But the economic politics of the universal service obligation are a matter for another time.
It was quite a snazzy operation, in theory. I received text messages giving me a day's notice of the expected time of delivery to within a couple of hours. So I made sure I was in during the notified time frame, respectably dressed and ready to answer the door at a moment's notice and not swinging stark bollock-naked from the chandelier making Tarzan noises as I usually am at that time of the morning. The time came. And the time went. No delivery.
As it happens said delivery company has a website with parcel tracking software that sort of works, so I visited the site and checked on the status of my consignment. The log told me that the driver had called at a particular time, within the agreed timeframe, and that he had failed to gain access. In the notes field he had written the single word "bell". The delivery was deferred until the following day. Interestingly, there was no text message advising me of this. Clearly a high-tech system, but only a fair-weather high-tech system that doesn't manage actual problems.
Hmm. An incredible suspicion began to form. A bit of context is needed here. My front-door bell doesn't work. It hasn't worked for a while. This doesn't particularly bother me. When it was still working it always took me by surprise when it rang and made me panic for some unexplained reason. A knock on the door doesn't seem to have that effect. Doubtless the effect of some dreadful childhood trauma. Anyway, I'm in no hurry to get it fixed. But until I finally get round to removing the pushbutton from the door I don't want people pressing it and expecting an answer, so the button is taped over. Now the postman, the electric-meter reader (who still calls regularly despite the fact that I read my own meter — joined-up contracting there, EDF), the local Jehovah's Witnesses and every other unexpected caller seems to have worked out that the most productive strategy in the absence of a doorbell on the front door of a domestic property is to knock on the door.

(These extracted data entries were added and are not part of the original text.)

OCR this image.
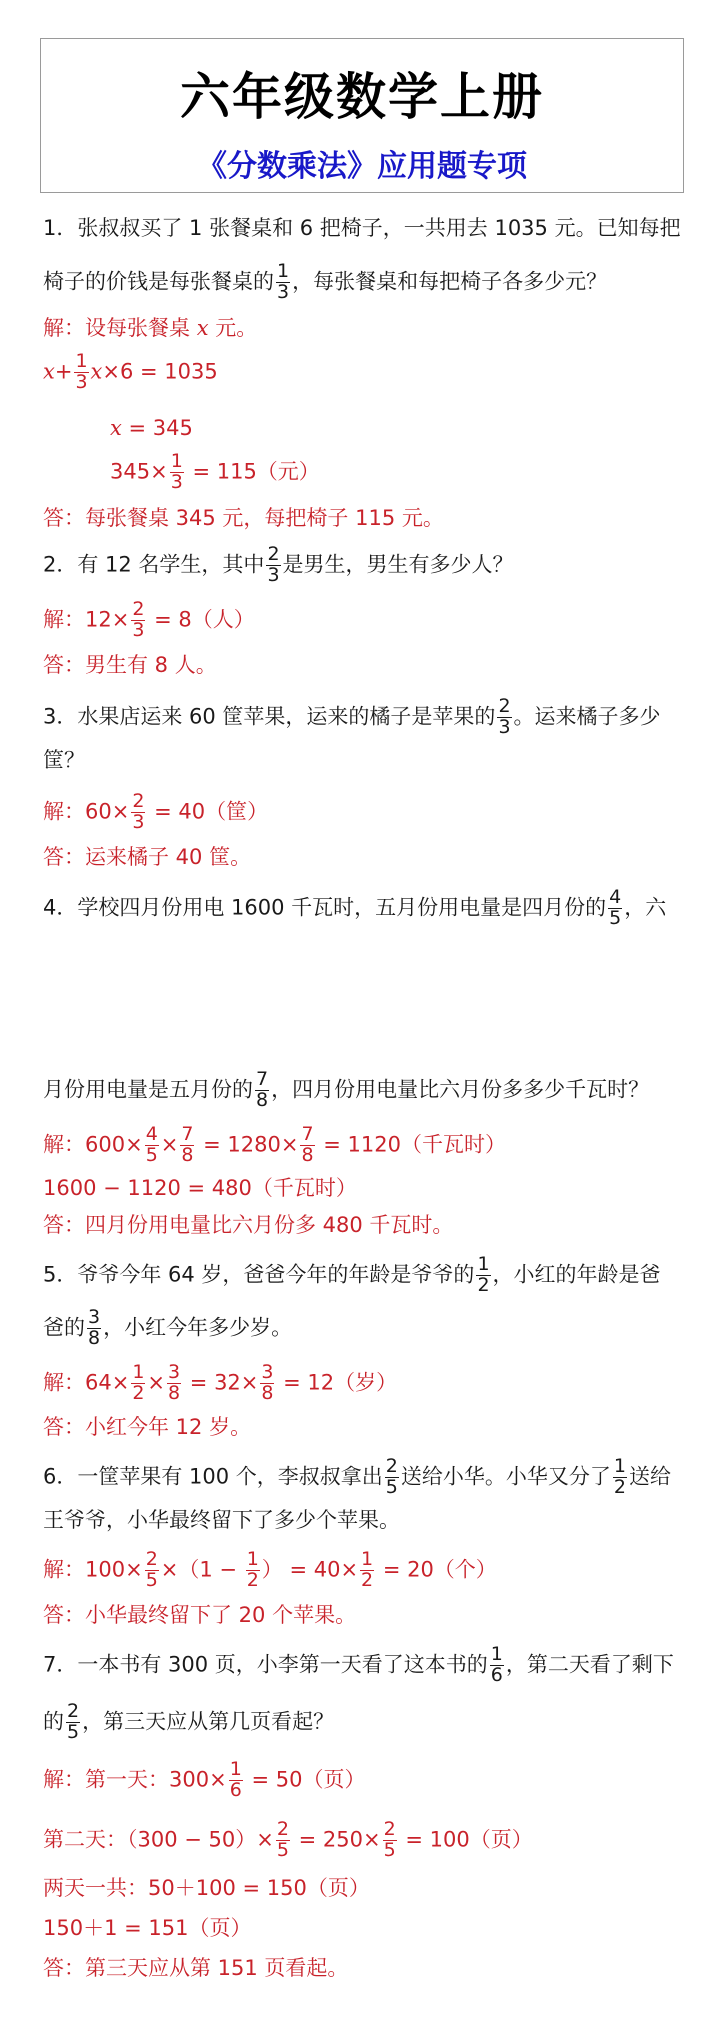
六年级数学上册
《分数乘法》应用题专项
1．张叔叔买了 1 张餐桌和 6 把椅子，一共用去 1035 元。已知每把
椅子的价钱是每张餐桌的 $\frac{1}{3}$ ，每张餐桌和每把椅子各多少元？
解：设每张餐桌 x 元。
$x+ \frac{1}{3} x\times 6 = 1035$
x = 345
$345\times \frac{1}{3} = 115$（元）
答：每张餐桌 345 元，每把椅子 115 元。
2．有 12 名学生，其中 $\frac{2}{3}$ 是男生，男生有多少人？
解：$12\times \frac{2}{3} = 8$（人）
答：男生有 8 人。
3．水果店运来 60 筐苹果，运来的橘子是苹果的 $\frac{2}{3}$ 。运来橘子多少
筐？
解：$60\times \frac{2}{3} = 40$（筐）
答：运来橘子 40 筐。
4．学校四月份用电 1600 千瓦时，五月份用电量是四月份的 $\frac{4}{5}$ ，六
月份用电量是五月份的 $\frac{7}{8}$ ，四月份用电量比六月份多多少千瓦时？
解：$600\times \frac{4}{5} \times \frac{7}{8} = 1280\times \frac{7}{8} = 1120$（千瓦时）
1600 − 1120 = 480（千瓦时）
答：四月份用电量比六月份多 480 千瓦时。
5．爷爷今年 64 岁，爸爸今年的年龄是爷爷的 $\frac{1}{2}$ ，小红的年龄是爸
爸的 $\frac{3}{8}$ ，小红今年多少岁。
解：$64\times \frac{1}{2} \times \frac{3}{8} = 32\times \frac{3}{8} = 12$（岁）
答：小红今年 12 岁。
6．一筐苹果有 100 个，李叔叔拿出 $\frac{2}{5}$ 送给小华。小华又分了 $\frac{1}{2}$ 送给
王爷爷，小华最终留下了多少个苹果。
解：$100\times \frac{2}{5} \times(1 - \frac{1}{2}$ ） = $40\times \frac{1}{2} = 20$（个）
答：小华最终留下了 20 个苹果。
7．一本书有 300 页，小李第一天看了这本书的 $\frac{1}{6}$ ，第二天看了剩下
的 $\frac{2}{5}$ ，第三天应从第几页看起？
解：第一天：$300\times \frac{1}{6} = 50$（页）
第二天：$(300 - 50)\times \frac{2}{5} = 250\times \frac{2}{5} = 100$（页）
两天一共：50＋100 = 150（页）
150＋1 = 151（页）
答：第三天应从第 151 页看起。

But not this guy. So I rang the helpline and spoke to a nice lady who arranged for the driver to be told to do just that on his next call. To be fair, as he must have still been in the general area at the time he did actually call on the off chance a couple of hours later, rather than leaving the job until the following morning.
I'm having trouble getting my head round all of this. I keep asking myself, suppose I hadn't investigated the situation and called in with instructions on how to knock on doors, would the same driver have turned up the following morning, noted the absence of a working doorbell, and gone away. And so on until the procedure kicked in that returned the goods to the supplier as undeliverable. The mind boggles gently but worryingly.
Anyway, despite all of that I am now the proud possessor of a shiny new Samsung Galaxy S3 phone. That's going to be a bit of a learning curve for a relic who cut his computing teeth on the sort of room-filling machine you communicated with using a teletype — with printer output not CRT.
Some serious RTFM of the 181-page manual and lots of finger-swiping practice is called for before I feel confident enough to migrate the number across from my Nokia. At least I can I can visit Julia's site again, which the Nokia 5230's browser couldn't cope with after she changed the background image.
Ah the joys of the twenty-first century.